(This article was featured in the December 2010 issue of Canoe and Kayak Magazine)
German rock ’n’ roll drummer Marcus Demuth moved to New York City for the music scene. During a smoke break six years ago, he saw kayakers paddling on the Hudson River. Soon he could think of little else. “I just felt like that was what I wanted to do,” he says. He attacked paddling with the same passion he applied to drums, notching 620 miles in Tierra del Fuego last spring, the first-ever circumnavigation of the Falkland Islands in 2009, and other expeditions in Wales, Ireland and Australia.

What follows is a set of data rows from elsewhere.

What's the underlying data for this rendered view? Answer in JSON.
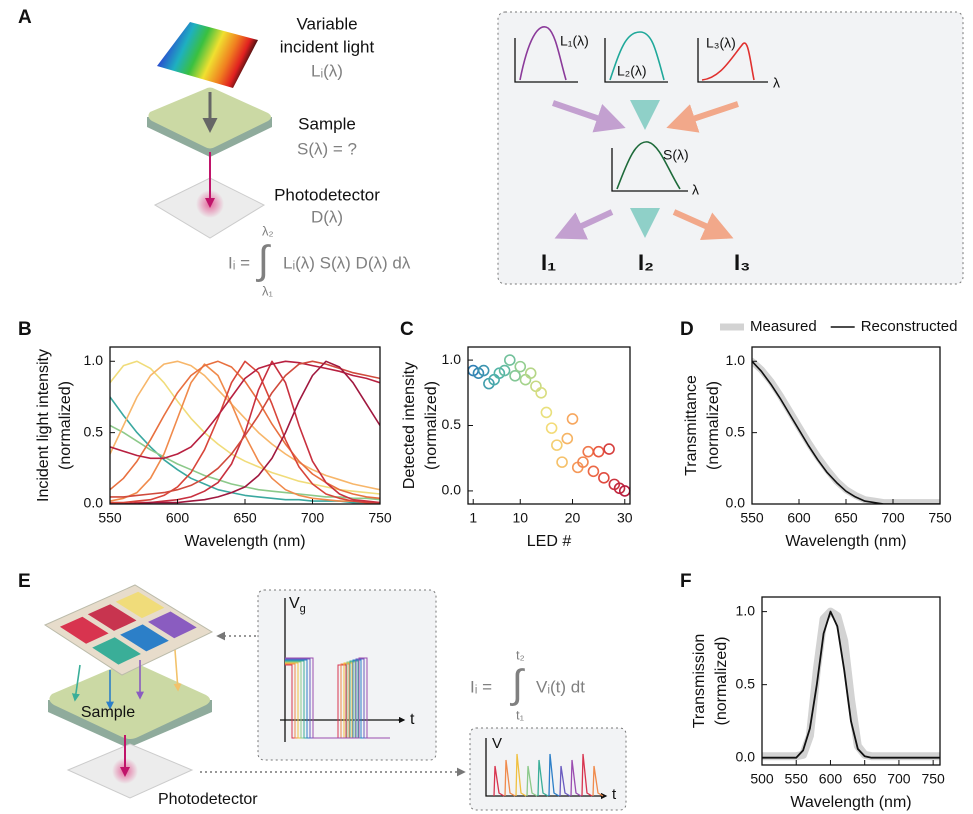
{
  "diagram_a": {
    "label": "A",
    "incident": [
      "Variable",
      "incident light"
    ],
    "incident_symbol": "Lᵢ(λ)",
    "sample": "Sample",
    "sample_symbol": "S(λ) = ?",
    "detector": "Photodetector",
    "detector_symbol": "D(λ)",
    "equation": {
      "lhs": "Iᵢ =",
      "integral": "∫",
      "upper": "λ₂",
      "lower": "λ₁",
      "integrand": "Lᵢ(λ) S(λ) D(λ) dλ"
    },
    "box": {
      "sources": [
        "L₁(λ)",
        "L₂(λ)",
        "L₃(λ)"
      ],
      "axis_symbol": "λ",
      "sample": "S(λ)",
      "outputs": [
        "I₁",
        "I₂",
        "I₃"
      ]
    }
  },
  "diagram_e": {
    "label": "E",
    "sample": "Sample",
    "detector": "Photodetector",
    "gate_symbol": [
      "V",
      "g"
    ],
    "time_symbol": "t",
    "signal_symbol": "V",
    "equation": {
      "lhs": "Iᵢ =",
      "integral": "∫",
      "upper": "t₂",
      "lower": "t₁",
      "integrand": "Vᵢ(t) dt"
    }
  },
  "chart_data": [
    {
      "type": "line",
      "panel_label": "B",
      "xlabel": "Wavelength (nm)",
      "ylabel": [
        "Incident light intensity",
        "(normalized)"
      ],
      "x": [
        550,
        560,
        570,
        580,
        590,
        600,
        610,
        620,
        630,
        640,
        650,
        660,
        670,
        680,
        690,
        700,
        710,
        720,
        730,
        740,
        750
      ],
      "xlim": [
        550,
        750
      ],
      "xticks": [
        550,
        600,
        650,
        700,
        750
      ],
      "ylim": [
        0,
        1.1
      ],
      "yticks": [
        {
          "value": 0,
          "label": "0.0"
        },
        {
          "value": 0.5,
          "label": "0.5"
        },
        {
          "value": 1,
          "label": "1.0"
        }
      ],
      "series": [
        {
          "color": "#3aa8a0",
          "values": [
            0.75,
            0.62,
            0.5,
            0.4,
            0.31,
            0.24,
            0.18,
            0.14,
            0.1,
            0.08,
            0.06,
            0.05,
            0.04,
            0.03,
            0.03,
            0.02,
            0.02,
            0.02,
            0.01,
            0.01,
            0.01
          ]
        },
        {
          "color": "#8cc98a",
          "values": [
            0.55,
            0.5,
            0.44,
            0.38,
            0.33,
            0.28,
            0.24,
            0.2,
            0.17,
            0.14,
            0.12,
            0.1,
            0.09,
            0.08,
            0.07,
            0.06,
            0.05,
            0.05,
            0.04,
            0.04,
            0.03
          ]
        },
        {
          "color": "#f0dc7a",
          "values": [
            0.85,
            0.97,
            1.0,
            0.95,
            0.85,
            0.72,
            0.6,
            0.5,
            0.42,
            0.35,
            0.3,
            0.26,
            0.22,
            0.19,
            0.16,
            0.14,
            0.12,
            0.1,
            0.09,
            0.08,
            0.07
          ]
        },
        {
          "color": "#f7b66a",
          "values": [
            0.35,
            0.55,
            0.75,
            0.9,
            0.98,
            1.0,
            0.97,
            0.9,
            0.8,
            0.7,
            0.6,
            0.5,
            0.42,
            0.35,
            0.29,
            0.24,
            0.2,
            0.17,
            0.14,
            0.12,
            0.1
          ]
        },
        {
          "color": "#f08a4b",
          "values": [
            0.02,
            0.04,
            0.08,
            0.18,
            0.35,
            0.6,
            0.85,
            0.98,
            0.9,
            0.7,
            0.48,
            0.3,
            0.18,
            0.1,
            0.06,
            0.04,
            0.03,
            0.02,
            0.02,
            0.01,
            0.01
          ]
        },
        {
          "color": "#e8703f",
          "values": [
            0.1,
            0.18,
            0.3,
            0.45,
            0.62,
            0.78,
            0.9,
            0.97,
            1.0,
            0.96,
            0.86,
            0.72,
            0.56,
            0.42,
            0.3,
            0.21,
            0.15,
            0.1,
            0.07,
            0.05,
            0.04
          ]
        },
        {
          "color": "#d8453a",
          "values": [
            0.01,
            0.01,
            0.02,
            0.03,
            0.06,
            0.12,
            0.22,
            0.38,
            0.6,
            0.85,
            1.0,
            0.92,
            0.7,
            0.45,
            0.26,
            0.14,
            0.07,
            0.04,
            0.02,
            0.01,
            0.01
          ]
        },
        {
          "color": "#c8303f",
          "values": [
            0,
            0,
            0.01,
            0.01,
            0.02,
            0.03,
            0.05,
            0.09,
            0.15,
            0.28,
            0.5,
            0.8,
            1.0,
            0.85,
            0.55,
            0.3,
            0.15,
            0.07,
            0.03,
            0.02,
            0.01
          ]
        },
        {
          "color": "#b82040",
          "values": [
            0.4,
            0.37,
            0.34,
            0.32,
            0.32,
            0.35,
            0.4,
            0.5,
            0.62,
            0.75,
            0.88,
            0.95,
            0.98,
            1.0,
            0.99,
            0.97,
            0.95,
            0.93,
            0.9,
            0.88,
            0.85
          ]
        },
        {
          "color": "#d04a3c",
          "values": [
            0.05,
            0.05,
            0.06,
            0.07,
            0.08,
            0.1,
            0.13,
            0.18,
            0.25,
            0.35,
            0.48,
            0.62,
            0.78,
            0.9,
            0.98,
            1.0,
            0.98,
            0.95,
            0.92,
            0.9,
            0.88
          ]
        },
        {
          "color": "#a0183f",
          "values": [
            0,
            0,
            0,
            0.01,
            0.01,
            0.01,
            0.02,
            0.03,
            0.05,
            0.08,
            0.12,
            0.2,
            0.32,
            0.5,
            0.72,
            0.9,
            1.0,
            0.96,
            0.85,
            0.7,
            0.55
          ]
        }
      ]
    },
    {
      "type": "scatter",
      "panel_label": "C",
      "xlabel": "LED #",
      "ylabel": [
        "Detected intensity",
        "(normalized)"
      ],
      "x": [
        1,
        2,
        3,
        4,
        5,
        6,
        7,
        8,
        9,
        10,
        11,
        12,
        13,
        14,
        15,
        16,
        17,
        18,
        19,
        20,
        21,
        22,
        23,
        24,
        25,
        26,
        27,
        28,
        29,
        30
      ],
      "values": [
        0.92,
        0.9,
        0.92,
        0.82,
        0.85,
        0.9,
        0.92,
        1.0,
        0.88,
        0.95,
        0.85,
        0.9,
        0.8,
        0.75,
        0.6,
        0.48,
        0.35,
        0.22,
        0.4,
        0.55,
        0.18,
        0.22,
        0.3,
        0.15,
        0.3,
        0.1,
        0.32,
        0.05,
        0.02,
        0
      ],
      "colormap": [
        "#2f7fb5",
        "#4fb3a8",
        "#9ed28c",
        "#f2e27a",
        "#f7a35c",
        "#e8553f",
        "#b81d3f"
      ],
      "xlim": [
        0,
        31
      ],
      "xticks": [
        1,
        10,
        20,
        30
      ],
      "ylim": [
        -0.1,
        1.1
      ],
      "yticks": [
        {
          "value": 0,
          "label": "0.0"
        },
        {
          "value": 0.5,
          "label": "0.5"
        },
        {
          "value": 1,
          "label": "1.0"
        }
      ]
    },
    {
      "type": "line",
      "panel_label": "D",
      "xlabel": "Wavelength (nm)",
      "ylabel": [
        "Transmittance",
        "(normalized)"
      ],
      "legend": "top",
      "x": [
        550,
        560,
        570,
        580,
        590,
        600,
        610,
        620,
        630,
        640,
        650,
        660,
        670,
        680,
        690,
        700,
        710,
        720,
        730,
        740,
        750
      ],
      "xlim": [
        550,
        750
      ],
      "xticks": [
        550,
        600,
        650,
        700,
        750
      ],
      "ylim": [
        0,
        1.1
      ],
      "yticks": [
        {
          "value": 0,
          "label": "0.0"
        },
        {
          "value": 0.5,
          "label": "0.5"
        },
        {
          "value": 1,
          "label": "1.0"
        }
      ],
      "series": [
        {
          "name": "Measured",
          "color": "#d3d3d3",
          "values": [
            1.0,
            0.94,
            0.86,
            0.76,
            0.65,
            0.54,
            0.43,
            0.33,
            0.24,
            0.16,
            0.1,
            0.06,
            0.03,
            0.02,
            0.01,
            0.01,
            0.01,
            0.01,
            0.01,
            0.01,
            0.01
          ]
        },
        {
          "name": "Reconstructed",
          "color": "#111111",
          "values": [
            1.0,
            0.93,
            0.84,
            0.74,
            0.63,
            0.52,
            0.41,
            0.31,
            0.22,
            0.15,
            0.09,
            0.05,
            0.02,
            0.01,
            0,
            0,
            0,
            0,
            0,
            0,
            0
          ]
        }
      ]
    },
    {
      "type": "line",
      "panel_label": "F",
      "xlabel": "Wavelength (nm)",
      "ylabel": [
        "Transmission",
        "(normalized)"
      ],
      "x": [
        500,
        510,
        520,
        530,
        540,
        550,
        560,
        570,
        580,
        590,
        600,
        610,
        620,
        630,
        640,
        650,
        660,
        670,
        680,
        690,
        700,
        710,
        720,
        730,
        740,
        750,
        760
      ],
      "xlim": [
        500,
        760
      ],
      "xticks": [
        500,
        550,
        600,
        650,
        700,
        750
      ],
      "ylim": [
        -0.05,
        1.1
      ],
      "yticks": [
        {
          "value": 0,
          "label": "0.0"
        },
        {
          "value": 0.5,
          "label": "0.5"
        },
        {
          "value": 1,
          "label": "1.0"
        }
      ],
      "series": [
        {
          "color": "#d3d3d3",
          "values": [
            0.01,
            0.01,
            0.01,
            0.01,
            0.01,
            0.01,
            0.02,
            0.15,
            0.6,
            0.95,
            1.0,
            0.97,
            0.8,
            0.4,
            0.08,
            0.02,
            0.01,
            0.01,
            0.01,
            0.01,
            0.01,
            0.01,
            0.01,
            0.01,
            0.01,
            0.01,
            0.01
          ]
        },
        {
          "color": "#111111",
          "values": [
            0,
            0,
            0,
            0,
            0,
            0,
            0.05,
            0.2,
            0.5,
            0.85,
            1.0,
            0.9,
            0.6,
            0.25,
            0.06,
            0.01,
            0,
            0,
            0,
            0,
            0,
            0,
            0,
            0,
            0,
            0,
            0
          ]
        }
      ]
    }
  ]
}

The Mission: A record-breaking 2,540-mile circumnavigation of Great Britain last summer (read the story here). “It was a total yin-yang from my trip in Tierra del Fuego,” he says. “It was harder and longer than anything else I’ve ever done, but it all went super smooth.” He finished in 80 days, the fastest solo circumnavigation of the island.
The Ride: Demuth picked up his 18-foot Valley Nordkapp from the company’s headquarters in Nottingham. The composite boat’s narrow beam, low volume and pronounced rocker proved the perfect tonic for the route’s rough water. “It behaved well in beam waves and following seas, and was super nimble and easy to edge,” says Demuth. “I fell in love with it. It’s the most underrated kayak in the world.” Case in point: It’s the same boat Paul Caffyn used for his team’s first circumnavigation of Great Britain in 1980.
The Paddle: For Demuth, whose longest day tallied 59 miles in 14 hours, the smaller the blade the better. He chose a 210-cm Cyprus from Werner, with a two-piece Ikelos as a spare. “Everyone recommends a smaller blade if you’re on a big expedition,” he says. “You don’t get as tired and it places less strain on your shoulders.”
The Apparel: Two words: Kokatat drysuit. “People warned me that I might get too hot, but the weather was uncharacteristically cold, and I wore it 70 out of 80 days.” If it was hot, he would undo the zipper or tie the top half around his waist. “The weather changes very quickly,” he adds. “There was a lot of back and forth, which it was perfect for.”
The Safety: While he had a bilge pump, an EPIRB device, VHF radio and flares, Demuth didn’t carry a paddle float for self-rescue. His solution, if needed: re-entering the upturned boat and then rolling a water-bound kayak. “I had to roll a couple of times,” he says. “It happened on Whitby on the east coast. It’s pretty shallow there, and north-easterlies caused big waves to break a half-mile offshore. Thank God I never had to use any of my safety gear.”